Things should work, they should look good, but do not try to make them perfect. That’s it. Focus on launching.
Imagine the following example. You’re building an MVP of a car. What are the main features?
Well, obviously you need it to move and some basic control “interfaces” like steering wheel and gear box.
So, the MVP of a car is a metal box with 4 wheels, one chair, steering wheel and a gear box, right?
What features are optional? Well, one can say everything else. How about headlights? Are they optional?
Will the car be functional without them? Well, yes, but not during the nighttime. Are you building a car that should work during the night time? If yes, then that should be a part of an MVP.

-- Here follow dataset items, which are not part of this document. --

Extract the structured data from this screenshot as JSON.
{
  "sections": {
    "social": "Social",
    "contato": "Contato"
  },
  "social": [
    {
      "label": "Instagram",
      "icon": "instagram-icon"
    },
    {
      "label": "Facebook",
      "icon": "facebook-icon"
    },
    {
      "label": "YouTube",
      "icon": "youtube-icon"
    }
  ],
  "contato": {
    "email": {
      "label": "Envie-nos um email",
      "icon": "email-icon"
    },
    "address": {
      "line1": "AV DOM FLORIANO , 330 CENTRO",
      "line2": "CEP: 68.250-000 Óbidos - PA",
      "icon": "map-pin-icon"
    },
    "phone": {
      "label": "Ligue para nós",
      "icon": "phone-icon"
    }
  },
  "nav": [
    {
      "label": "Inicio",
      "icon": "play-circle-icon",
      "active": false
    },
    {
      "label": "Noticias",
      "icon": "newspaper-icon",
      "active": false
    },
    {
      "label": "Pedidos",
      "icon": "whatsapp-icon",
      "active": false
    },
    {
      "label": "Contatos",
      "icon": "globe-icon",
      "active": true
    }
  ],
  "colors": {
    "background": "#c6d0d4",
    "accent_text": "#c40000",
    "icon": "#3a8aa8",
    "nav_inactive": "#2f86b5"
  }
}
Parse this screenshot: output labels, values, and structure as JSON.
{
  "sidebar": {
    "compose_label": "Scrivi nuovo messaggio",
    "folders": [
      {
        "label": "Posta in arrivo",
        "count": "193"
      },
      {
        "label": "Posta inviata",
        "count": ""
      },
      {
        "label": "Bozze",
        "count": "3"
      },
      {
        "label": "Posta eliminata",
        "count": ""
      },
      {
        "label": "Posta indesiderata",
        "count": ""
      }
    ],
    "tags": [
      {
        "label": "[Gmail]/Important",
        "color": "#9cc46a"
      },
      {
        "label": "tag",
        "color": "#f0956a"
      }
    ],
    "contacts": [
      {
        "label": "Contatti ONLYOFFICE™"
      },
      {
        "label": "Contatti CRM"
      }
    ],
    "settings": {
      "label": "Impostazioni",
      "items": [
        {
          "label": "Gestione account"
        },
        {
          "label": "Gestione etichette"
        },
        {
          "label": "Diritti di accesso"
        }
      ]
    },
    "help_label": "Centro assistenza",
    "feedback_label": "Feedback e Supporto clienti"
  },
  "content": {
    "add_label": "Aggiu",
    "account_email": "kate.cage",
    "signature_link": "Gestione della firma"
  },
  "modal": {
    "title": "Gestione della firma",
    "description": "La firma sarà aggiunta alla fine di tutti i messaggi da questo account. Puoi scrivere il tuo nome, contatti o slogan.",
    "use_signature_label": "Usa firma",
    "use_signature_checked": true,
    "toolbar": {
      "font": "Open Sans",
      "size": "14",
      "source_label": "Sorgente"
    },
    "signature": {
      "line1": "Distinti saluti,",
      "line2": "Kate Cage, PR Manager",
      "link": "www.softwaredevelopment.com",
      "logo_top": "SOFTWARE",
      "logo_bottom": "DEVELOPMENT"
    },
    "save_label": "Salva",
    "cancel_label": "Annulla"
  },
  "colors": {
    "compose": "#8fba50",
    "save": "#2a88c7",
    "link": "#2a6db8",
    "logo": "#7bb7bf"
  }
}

What’s obviously optional is everything related to driver’s and passengers’ comfort - climate control, multimedia, massage seats etc. Leave these things for the future versions, do not include them in your MVP.

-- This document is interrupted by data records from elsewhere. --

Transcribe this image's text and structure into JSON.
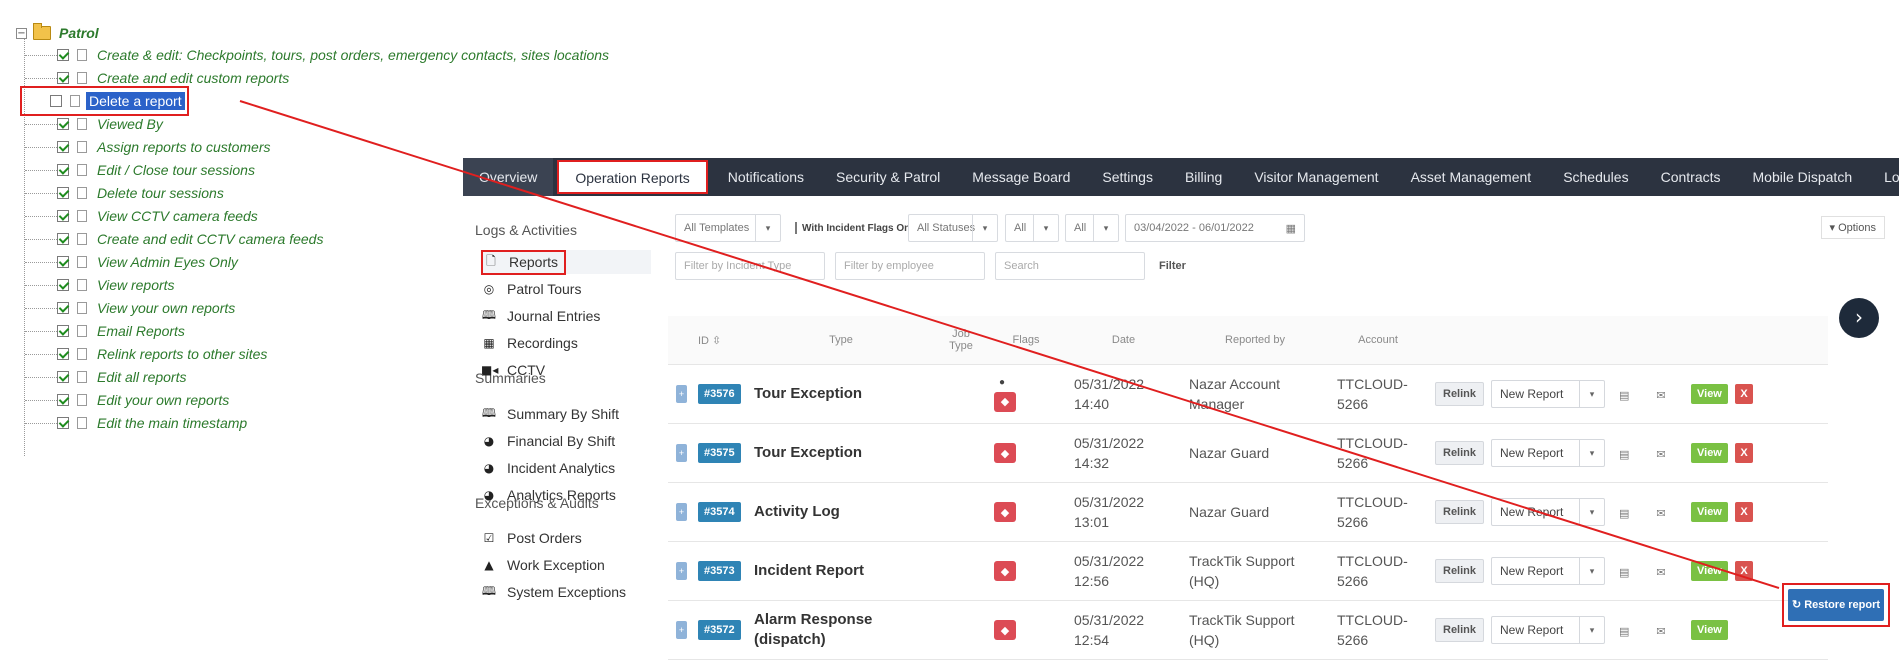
{
  "tree": {
    "root_label": "Patrol",
    "toggle_symbol": "−",
    "items": [
      {
        "label": "Create & edit: Checkpoints, tours, post orders, emergency contacts, sites locations",
        "checked": true
      },
      {
        "label": "Create and edit custom reports",
        "checked": true
      },
      {
        "label": "Delete a report",
        "checked": false,
        "selected": true
      },
      {
        "label": "Viewed By",
        "checked": true
      },
      {
        "label": "Assign reports to customers",
        "checked": true
      },
      {
        "label": "Edit / Close tour sessions",
        "checked": true
      },
      {
        "label": "Delete tour sessions",
        "checked": true
      },
      {
        "label": "View CCTV camera feeds",
        "checked": true
      },
      {
        "label": "Create and edit CCTV camera feeds",
        "checked": true
      },
      {
        "label": "View Admin Eyes Only",
        "checked": true
      },
      {
        "label": "View reports",
        "checked": true
      },
      {
        "label": "View your own reports",
        "checked": true
      },
      {
        "label": "Email Reports",
        "checked": true
      },
      {
        "label": "Relink reports to other sites",
        "checked": true
      },
      {
        "label": "Edit all reports",
        "checked": true
      },
      {
        "label": "Edit your own reports",
        "checked": true
      },
      {
        "label": "Edit the main timestamp",
        "checked": true
      }
    ]
  },
  "nav": {
    "tabs": [
      "Overview",
      "Operation Reports",
      "Notifications",
      "Security & Patrol",
      "Message Board",
      "Settings",
      "Billing",
      "Visitor Management",
      "Asset Management",
      "Schedules",
      "Contracts",
      "Mobile Dispatch",
      "Lone'"
    ],
    "active": "Operation Reports"
  },
  "sidebar": {
    "logs_heading": "Logs & Activities",
    "logs": [
      {
        "label": "Reports",
        "icon": "document-icon",
        "glyph": "🗋"
      },
      {
        "label": "Patrol Tours",
        "icon": "target-icon",
        "glyph": "◎"
      },
      {
        "label": "Journal Entries",
        "icon": "book-icon",
        "glyph": "🕮"
      },
      {
        "label": "Recordings",
        "icon": "film-icon",
        "glyph": "▦"
      },
      {
        "label": "CCTV",
        "icon": "camera-icon",
        "glyph": "■◂"
      }
    ],
    "summaries_heading": "Summaries",
    "summaries": [
      {
        "label": "Summary By Shift",
        "icon": "book-icon",
        "glyph": "🕮"
      },
      {
        "label": "Financial By Shift",
        "icon": "pie-chart-icon",
        "glyph": "◕"
      },
      {
        "label": "Incident Analytics",
        "icon": "pie-chart-icon",
        "glyph": "◕"
      },
      {
        "label": "Analytics Reports",
        "icon": "pie-chart-icon",
        "glyph": "◕"
      }
    ],
    "exceptions_heading": "Exceptions & Audits",
    "exceptions": [
      {
        "label": "Post Orders",
        "icon": "checkbox-icon",
        "glyph": "☑"
      },
      {
        "label": "Work Exception",
        "icon": "warning-icon",
        "glyph": "▲"
      },
      {
        "label": "System Exceptions",
        "icon": "book-icon",
        "glyph": "🕮"
      }
    ]
  },
  "filters": {
    "templates": "All Templates",
    "incident_flags_label": "With Incident Flags Only",
    "statuses": "All Statuses",
    "all1": "All",
    "all2": "All",
    "date_range": "03/04/2022 - 06/01/2022",
    "incident_type_placeholder": "Filter by Incident Type",
    "employee_placeholder": "Filter by employee",
    "search_placeholder": "Search",
    "filter_button": "Filter",
    "options": "▾ Options"
  },
  "table": {
    "headers": {
      "id": "ID ⇳",
      "type": "Type",
      "job_type": "Job Type",
      "flags": "Flags",
      "date": "Date",
      "reported_by": "Reported by",
      "account": "Account"
    },
    "rows": [
      {
        "id": "#3576",
        "type": "Tour Exception",
        "date": "05/31/2022",
        "time": "14:40",
        "reported_by": "Nazar Account Manager",
        "account": "TTCLOUD-5266",
        "pin": true
      },
      {
        "id": "#3575",
        "type": "Tour Exception",
        "date": "05/31/2022",
        "time": "14:32",
        "reported_by": "Nazar Guard",
        "account": "TTCLOUD-5266",
        "pin": false
      },
      {
        "id": "#3574",
        "type": "Activity Log",
        "date": "05/31/2022",
        "time": "13:01",
        "reported_by": "Nazar Guard",
        "account": "TTCLOUD-5266",
        "pin": false
      },
      {
        "id": "#3573",
        "type": "Incident Report",
        "date": "05/31/2022",
        "time": "12:56",
        "reported_by": "TrackTik Support (HQ)",
        "account": "TTCLOUD-5266",
        "pin": false
      },
      {
        "id": "#3572",
        "type": "Alarm Response (dispatch)",
        "date": "05/31/2022",
        "time": "12:54",
        "reported_by": "TrackTik Support (HQ)",
        "account": "TTCLOUD-5266",
        "pin": false
      }
    ],
    "relink_label": "Relink",
    "new_report_label": "New Report",
    "view_label": "View",
    "delete_label": "X",
    "restore_label": "↻ Restore report"
  },
  "colors": {
    "nav_bg": "#2c3340",
    "id_badge": "#2f84b5",
    "flag": "#dc4b55",
    "view": "#7ac143",
    "delete": "#d9534f",
    "annotation": "#e01f1f"
  }
}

Let’s get back to the car MVP example.
What if you build a box with 4 wheels and Multimedia with apple car play support? Well, it’s something useless. You can sit there and connect your iPhone, but you can’t get to your destination. That’s one case.
Another case - you’re trying to build a Toyota Corolla straight away. It seems to be a simple car (not a Rolls Royce) but it will take you 10X or 50X time of building an MVP to build a simple but fully-functional product. If your resources are limited, start with an MVP, start selling it and getting feedback
What is important in MVP from the technology standpoint?
Below I will share the stack that we usually use to build MVPs of web-based projects at 2V Modules and try to explain why.
This is a modern and most popular PHP framework. It has a great community, many existing packages and some easy-to-use boilerplates with most common functions.
Let’s say you want to build a SAAS. Laravel already has things like authorization, billing, user access levels etc. handled either in its core or using popular packages. Same thing is true if you’re building a LMS (learning system), CRM, Social network, marketplace for a new niche, etc.
Alternatives are numerous. You can use Python (Django), Ruby (RoR), NodeJs, Go, ASP.Net, Java, or any other modern language and framework.
For early and mid-stage startups any of those technologies would work equally great if implemented professionally. We propose one of the most commonly-used stacks which means it’s relatively cheap and scaling possibilities are almost unlimited when your business starts to grow. There are certainly use-cases when some other technology should be prefered. We always start a new project with analyzing requirements and thinking of possible technology approaches.
This one is also one of the most popular solutions. If your data can be well-structured under a relational data model, then most probably it can be stored in MySQL. There are scenarios where another model works better and you should probably look into NoSQL direction (e.g. MongoDb).
If you’re limited in resources (time or money), not sure about the idea or want to have something that can be shown to potential investors, it’s a good idea to build an MVP. You need to avoid popular mistakes and find a good service provider who will build it using a popular technology stack that fits your product requirements.